Significado de quitandeira
Explore os principais sentidos da palavra 'quitandeira', do uso cotidiano ao contexto técnico, com exemplos e explicações claras.
Sentido Normativo
Definição no sentido mais comum e amplamente aceito da palavra.
- s.f.Mulher que vende gêneros alimentícios, especialmente frutas, verduras e legumes, em uma banca ou loja (quitanda).
- s.f.Comerciante de secos e molhados, dona de um pequeno estabelecimento de varejo de alimentos.
- s.f.(Brasil, regional) Vendedora ambulante ou em feira livre de produtos hortifrutigranjeiros.
- s.f.(Por extensão) A dona ou gerente de uma quitanda.
- s.f.(Arcaico) Mulher que negocia com quitandas (antigo termo para gêneros alimentícios e miudezas).
Etimologia:
Quitandeira deriva de "quitanda", termo do português brasileiro que designa pequeno comércio de alimentos, especialmente frutas e verduras, cuja origem remonta ao quimbundo "kitanda", que significa "feira" ou "barraca".
Sentidos Expandidos
Definições organizadas por camada de contexto e outras perspectivas.
Sentido Histórico-Social
Refere-se a uma figura econômica e social central nas comunidades brasileiras, especialmente antes da massificação dos supermercados. A quitandeira era uma microempreendedora, frequentemente responsável pelo sustento da família, e seu estabelecimento funcionava como ponto de encontro e troca de informações no bairro.
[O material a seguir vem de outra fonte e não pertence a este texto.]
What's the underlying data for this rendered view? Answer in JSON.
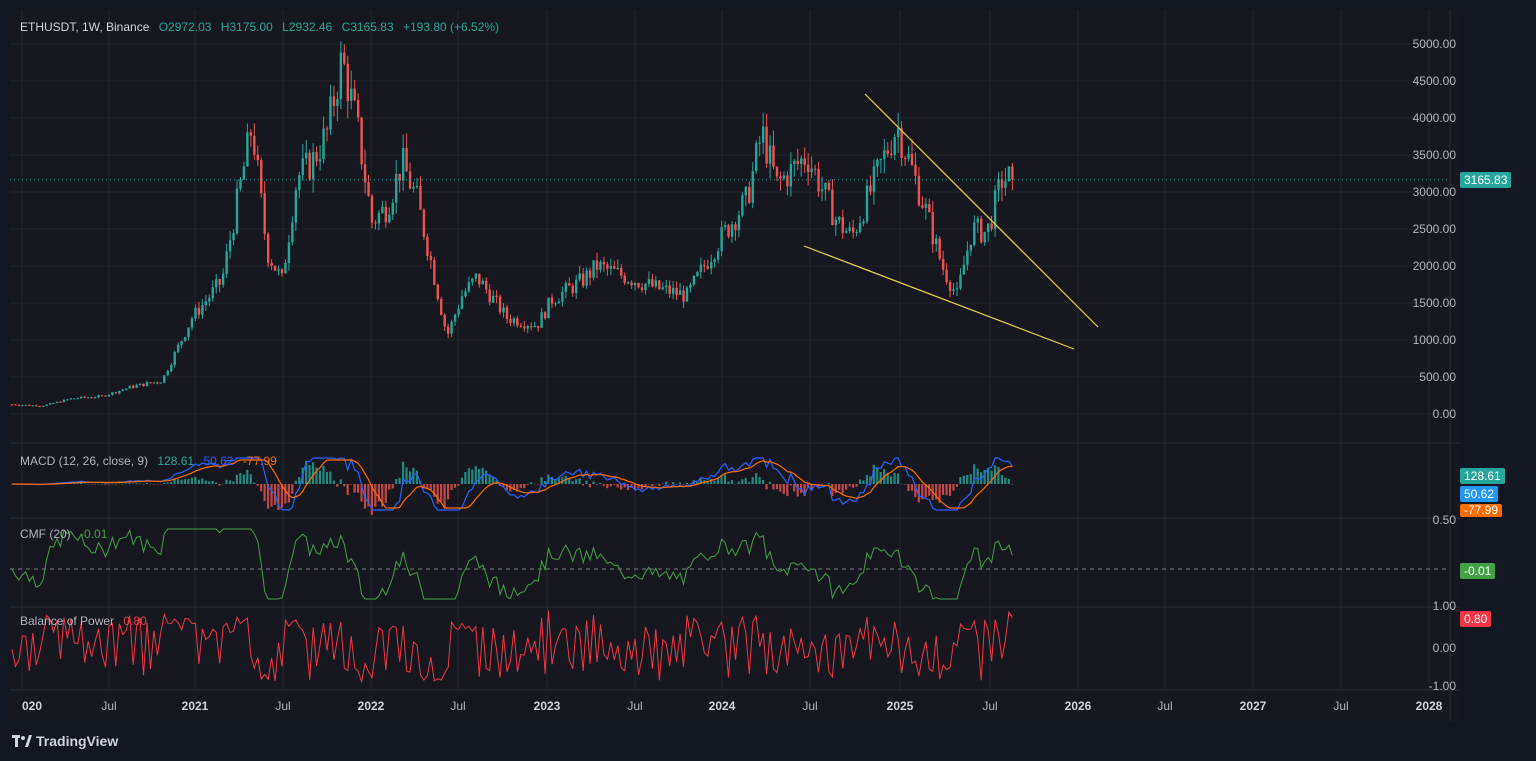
{
  "header": {
    "symbol": "ETHUSDT, 1W, Binance",
    "open": "O2972.03",
    "high": "H3175.00",
    "low": "L2932.46",
    "close": "C3165.83",
    "change": "+193.80 (+6.52%)"
  },
  "price_axis": [
    "5000.00",
    "4500.00",
    "4000.00",
    "3500.00",
    "3000.00",
    "2500.00",
    "2000.00",
    "1500.00",
    "1000.00",
    "500.00",
    "0.00"
  ],
  "price_badge": "3165.83",
  "macd": {
    "label": "MACD (12, 26, close, 9)",
    "v1": "128.61",
    "v2": "50.62",
    "v3": "-77.99"
  },
  "cmf": {
    "label": "CMF (20)",
    "value": "-0.01",
    "axis_top": "0.50"
  },
  "bop": {
    "label": "Balance of Power",
    "value": "0.80",
    "axis": [
      "1.00",
      "0.00",
      "-1.00"
    ]
  },
  "time_axis": [
    {
      "t": "020",
      "bold": true
    },
    {
      "t": "Jul",
      "bold": false
    },
    {
      "t": "2021",
      "bold": true
    },
    {
      "t": "Jul",
      "bold": false
    },
    {
      "t": "2022",
      "bold": true
    },
    {
      "t": "Jul",
      "bold": false
    },
    {
      "t": "2023",
      "bold": true
    },
    {
      "t": "Jul",
      "bold": false
    },
    {
      "t": "2024",
      "bold": true
    },
    {
      "t": "Jul",
      "bold": false
    },
    {
      "t": "2025",
      "bold": true
    },
    {
      "t": "Jul",
      "bold": false
    },
    {
      "t": "2026",
      "bold": true
    },
    {
      "t": "Jul",
      "bold": false
    },
    {
      "t": "2027",
      "bold": true
    },
    {
      "t": "Jul",
      "bold": false
    },
    {
      "t": "2028",
      "bold": true
    }
  ],
  "branding": "TradingView",
  "colors": {
    "up": "#26a69a",
    "down": "#ef5350",
    "trendline": "#e8d44d",
    "macd": "#2962ff",
    "signal": "#ff6d00",
    "cmf": "#43a047",
    "bop": "#f23645"
  },
  "chart_data": {
    "type": "candlestick",
    "price_points": [
      [
        "2020-01",
        130
      ],
      [
        "2020-03",
        110
      ],
      [
        "2020-05",
        210
      ],
      [
        "2020-07",
        240
      ],
      [
        "2020-09",
        370
      ],
      [
        "2020-11",
        450
      ],
      [
        "2021-01",
        1300
      ],
      [
        "2021-03",
        1800
      ],
      [
        "2021-05",
        3900
      ],
      [
        "2021-06",
        2200
      ],
      [
        "2021-07",
        1800
      ],
      [
        "2021-08",
        3200
      ],
      [
        "2021-09",
        3400
      ],
      [
        "2021-10",
        3800
      ],
      [
        "2021-11",
        4800
      ],
      [
        "2021-12",
        3900
      ],
      [
        "2022-01",
        2600
      ],
      [
        "2022-02",
        2800
      ],
      [
        "2022-03",
        3400
      ],
      [
        "2022-04",
        2900
      ],
      [
        "2022-05",
        2000
      ],
      [
        "2022-06",
        1050
      ],
      [
        "2022-07",
        1600
      ],
      [
        "2022-08",
        1850
      ],
      [
        "2022-10",
        1300
      ],
      [
        "2022-12",
        1200
      ],
      [
        "2023-01",
        1550
      ],
      [
        "2023-03",
        1800
      ],
      [
        "2023-04",
        2000
      ],
      [
        "2023-06",
        1850
      ],
      [
        "2023-08",
        1700
      ],
      [
        "2023-10",
        1600
      ],
      [
        "2023-12",
        2300
      ],
      [
        "2024-02",
        2900
      ],
      [
        "2024-03",
        3800
      ],
      [
        "2024-04",
        3100
      ],
      [
        "2024-06",
        3500
      ],
      [
        "2024-08",
        2600
      ],
      [
        "2024-09",
        2400
      ],
      [
        "2024-11",
        3400
      ],
      [
        "2024-12",
        3900
      ],
      [
        "2025-01",
        3300
      ],
      [
        "2025-02",
        2700
      ],
      [
        "2025-03",
        2000
      ],
      [
        "2025-04",
        1600
      ],
      [
        "2025-05",
        2500
      ],
      [
        "2025-06",
        2450
      ],
      [
        "2025-07",
        3165.83
      ]
    ]
  }
}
Exemplo: Na obra "O Cortiço" de Aluísio Azevedo, personagens como a "Bertoleza" (antes de sua história se desenrolar) representam essa mulher trabalhadora do comércio de alimentos.
Sentido Econômico-Informal
Representa um agente fundamental da economia informal e de subsistência, operando à margem dos grandes canais de distribuição. Sua atividade envolve cadeias curtas de abastecimento, negociação direta com produtores e preços flexíveis, sendo um modelo resiliente de comércio.
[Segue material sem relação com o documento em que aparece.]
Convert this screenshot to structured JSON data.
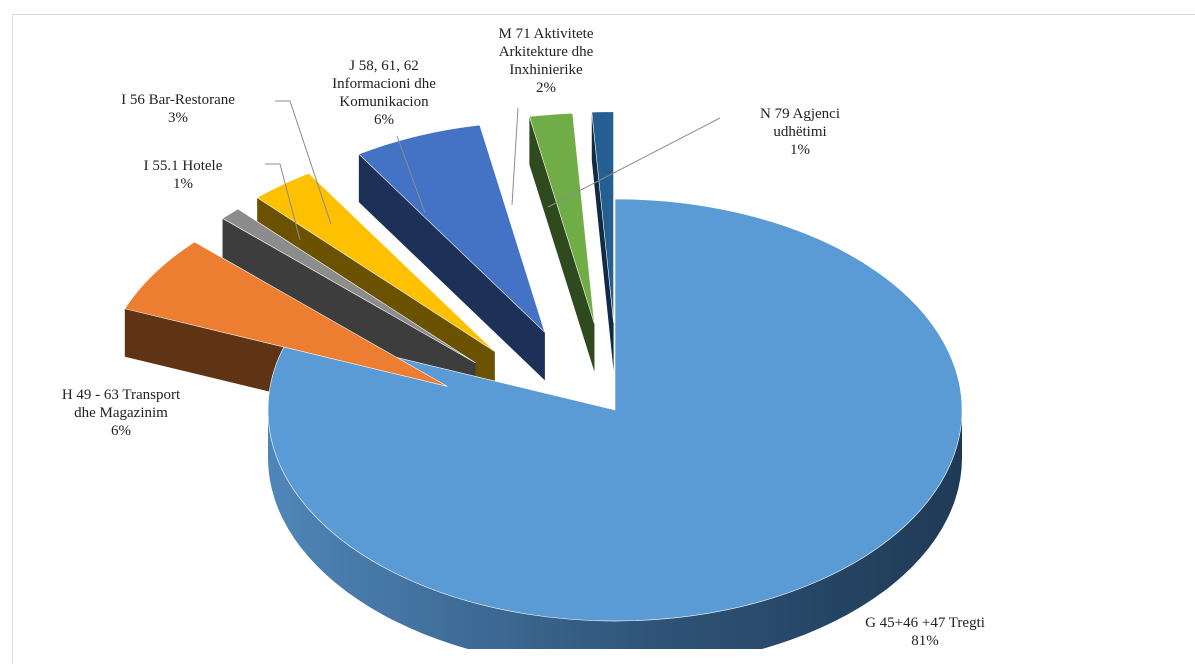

Exemplo: As vendedoras de acarajé na Bahia, que também comercializam outros quitutes e ingredientes, encarnam essa função em um contexto ritual e turístico.
Sentido Cultural-Afetivo
Evoca a memória afetiva e sensorial de um comércio personalizado, baseado no trato direto, no fiado e no conhecimento das preferências do freguês. Esta figura está associada a um imaginário de proximidade, tradição e abastecimento comunitário que contrasta com a impersonalidade dos grandes mercados.
Exemplo: Na música "Casa de Bamba" de Martinho da Vila, a quitandeira é citada como parte da paisagem e da vida do subúrbio carioca.
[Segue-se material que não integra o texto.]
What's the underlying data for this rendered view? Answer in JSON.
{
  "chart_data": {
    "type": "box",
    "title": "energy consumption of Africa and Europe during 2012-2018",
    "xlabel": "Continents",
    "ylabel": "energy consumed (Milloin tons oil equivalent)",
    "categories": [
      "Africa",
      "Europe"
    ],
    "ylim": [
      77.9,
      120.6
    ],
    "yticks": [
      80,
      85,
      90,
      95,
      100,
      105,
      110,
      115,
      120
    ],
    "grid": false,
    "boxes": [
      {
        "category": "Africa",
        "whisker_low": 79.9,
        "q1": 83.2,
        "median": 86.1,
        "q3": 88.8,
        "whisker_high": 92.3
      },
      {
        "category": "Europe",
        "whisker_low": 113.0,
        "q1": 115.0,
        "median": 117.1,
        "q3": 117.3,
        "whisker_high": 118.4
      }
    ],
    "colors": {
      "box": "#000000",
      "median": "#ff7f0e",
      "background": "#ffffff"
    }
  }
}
Sentido de Gênero e Trabalho
Ilustra uma ocupação historicamente feminina e desvalorizada, que combina o trabalho produtivo remunerado com as responsabilidades domésticas não-remuneradas. A quitandeira simboliza a dupla ou tripla jornada de trabalho da mulher pobre, sendo ao mesmo tempo provedora e cuidadora.
Exemplo: As "revendedoras" de cosméticos ou confecções em esquema de venda direta, na contemporaneidade, ocupam um papel análogo de microempreendedorismo feminino frequentemente doméstico.